Child custody has changed since the days of Ozzie and Harriet and Leave it to Beaver. The ’50s ideal of a stay-at-home wife with a husband who was the breadwinner are long gone. Sometimes the law, in the form of the legislature and the courts, are slow to adapt to these changes.
In Minnesota, there have been amendments to the family law statutes that have changed some of the elements used to decide child custody. While the state has not adopted a presumption of shared custody, the likelihood of a father obtaining shared custody and in some cases, perhaps even primary custody, is much greater today than ever before.
There are 12 factors a judge must consider when determining “the best interests of the child” and there are an additional 9 factors that govern the application of the best interest factors.
The court is not permitted to simply provide a conclusory result.
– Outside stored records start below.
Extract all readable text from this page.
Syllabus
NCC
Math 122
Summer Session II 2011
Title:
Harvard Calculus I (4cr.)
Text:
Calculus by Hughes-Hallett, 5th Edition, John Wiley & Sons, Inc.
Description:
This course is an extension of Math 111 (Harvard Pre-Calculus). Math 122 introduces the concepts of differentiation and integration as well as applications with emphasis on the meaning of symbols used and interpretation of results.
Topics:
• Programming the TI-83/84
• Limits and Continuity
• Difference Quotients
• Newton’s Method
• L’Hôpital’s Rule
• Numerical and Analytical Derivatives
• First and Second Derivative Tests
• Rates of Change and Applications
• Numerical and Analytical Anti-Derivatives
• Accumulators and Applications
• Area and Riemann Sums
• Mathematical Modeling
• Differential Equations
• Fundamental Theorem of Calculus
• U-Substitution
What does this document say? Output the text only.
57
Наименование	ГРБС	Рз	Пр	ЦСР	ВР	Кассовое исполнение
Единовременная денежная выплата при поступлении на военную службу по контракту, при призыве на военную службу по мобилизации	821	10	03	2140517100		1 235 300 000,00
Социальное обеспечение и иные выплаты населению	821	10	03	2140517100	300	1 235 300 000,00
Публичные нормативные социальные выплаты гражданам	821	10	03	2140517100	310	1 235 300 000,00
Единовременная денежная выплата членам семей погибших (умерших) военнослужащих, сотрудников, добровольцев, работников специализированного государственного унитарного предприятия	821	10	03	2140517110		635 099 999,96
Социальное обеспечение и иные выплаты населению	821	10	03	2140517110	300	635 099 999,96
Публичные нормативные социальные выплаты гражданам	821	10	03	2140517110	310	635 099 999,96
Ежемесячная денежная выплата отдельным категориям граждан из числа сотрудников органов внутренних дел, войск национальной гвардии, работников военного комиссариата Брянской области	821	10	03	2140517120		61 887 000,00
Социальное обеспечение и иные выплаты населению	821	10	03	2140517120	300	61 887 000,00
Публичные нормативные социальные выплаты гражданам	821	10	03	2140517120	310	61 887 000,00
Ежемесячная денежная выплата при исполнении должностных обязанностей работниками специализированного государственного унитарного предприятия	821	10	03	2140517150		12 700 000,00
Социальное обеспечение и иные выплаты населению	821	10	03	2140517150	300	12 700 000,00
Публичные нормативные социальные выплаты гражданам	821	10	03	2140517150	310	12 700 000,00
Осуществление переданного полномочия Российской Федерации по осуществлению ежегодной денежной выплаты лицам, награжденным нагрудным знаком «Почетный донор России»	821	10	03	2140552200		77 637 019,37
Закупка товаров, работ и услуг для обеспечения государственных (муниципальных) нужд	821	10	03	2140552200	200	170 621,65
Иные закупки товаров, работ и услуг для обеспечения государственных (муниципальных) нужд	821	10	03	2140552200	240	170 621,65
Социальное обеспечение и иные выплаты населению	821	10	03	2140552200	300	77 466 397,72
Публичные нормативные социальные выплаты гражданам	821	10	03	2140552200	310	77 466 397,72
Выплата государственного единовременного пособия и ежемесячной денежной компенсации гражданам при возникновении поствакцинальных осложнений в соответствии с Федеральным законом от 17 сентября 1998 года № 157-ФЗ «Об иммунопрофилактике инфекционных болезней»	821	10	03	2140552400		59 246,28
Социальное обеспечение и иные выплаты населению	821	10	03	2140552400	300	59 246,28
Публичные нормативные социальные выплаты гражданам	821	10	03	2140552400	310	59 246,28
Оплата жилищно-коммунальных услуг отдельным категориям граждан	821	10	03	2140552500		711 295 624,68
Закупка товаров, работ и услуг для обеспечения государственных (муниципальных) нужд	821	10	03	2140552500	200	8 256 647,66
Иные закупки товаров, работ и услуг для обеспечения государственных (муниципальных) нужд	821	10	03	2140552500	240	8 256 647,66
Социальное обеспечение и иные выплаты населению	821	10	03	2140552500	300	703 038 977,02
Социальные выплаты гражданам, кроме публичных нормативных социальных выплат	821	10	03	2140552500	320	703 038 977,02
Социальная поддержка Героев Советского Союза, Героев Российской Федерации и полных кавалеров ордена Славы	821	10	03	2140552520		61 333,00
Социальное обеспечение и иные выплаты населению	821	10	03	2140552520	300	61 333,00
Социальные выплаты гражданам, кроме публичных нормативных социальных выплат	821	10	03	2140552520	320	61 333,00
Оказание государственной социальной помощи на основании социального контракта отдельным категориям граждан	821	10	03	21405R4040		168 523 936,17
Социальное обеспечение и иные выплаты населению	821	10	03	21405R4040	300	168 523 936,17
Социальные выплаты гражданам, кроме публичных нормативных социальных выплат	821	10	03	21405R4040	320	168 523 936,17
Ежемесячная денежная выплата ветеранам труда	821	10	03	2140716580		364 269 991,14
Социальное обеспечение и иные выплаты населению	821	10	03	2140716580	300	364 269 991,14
The legislature has instructed it to “make detailed findings on each of the factors in paragraph (a) based on the evidence presented and explain how each factor led to its conclusions and to the determination of custody and parenting time. The court may not use one factor to the exclusion of all others, and the court shall consider that the factors may be interrelated.”
You can help the court by providing detailed, factual evidence that supports the conclusions you are arguing. Of course, the ideal situation occurs when the parents can work together to develop a parenting plan without conflict or the need for the court to rule in favor of either side.
A cooperative plan has the advantage of ensuring each parent is “on board” with the plan and willing to work towards its success and the success of their children.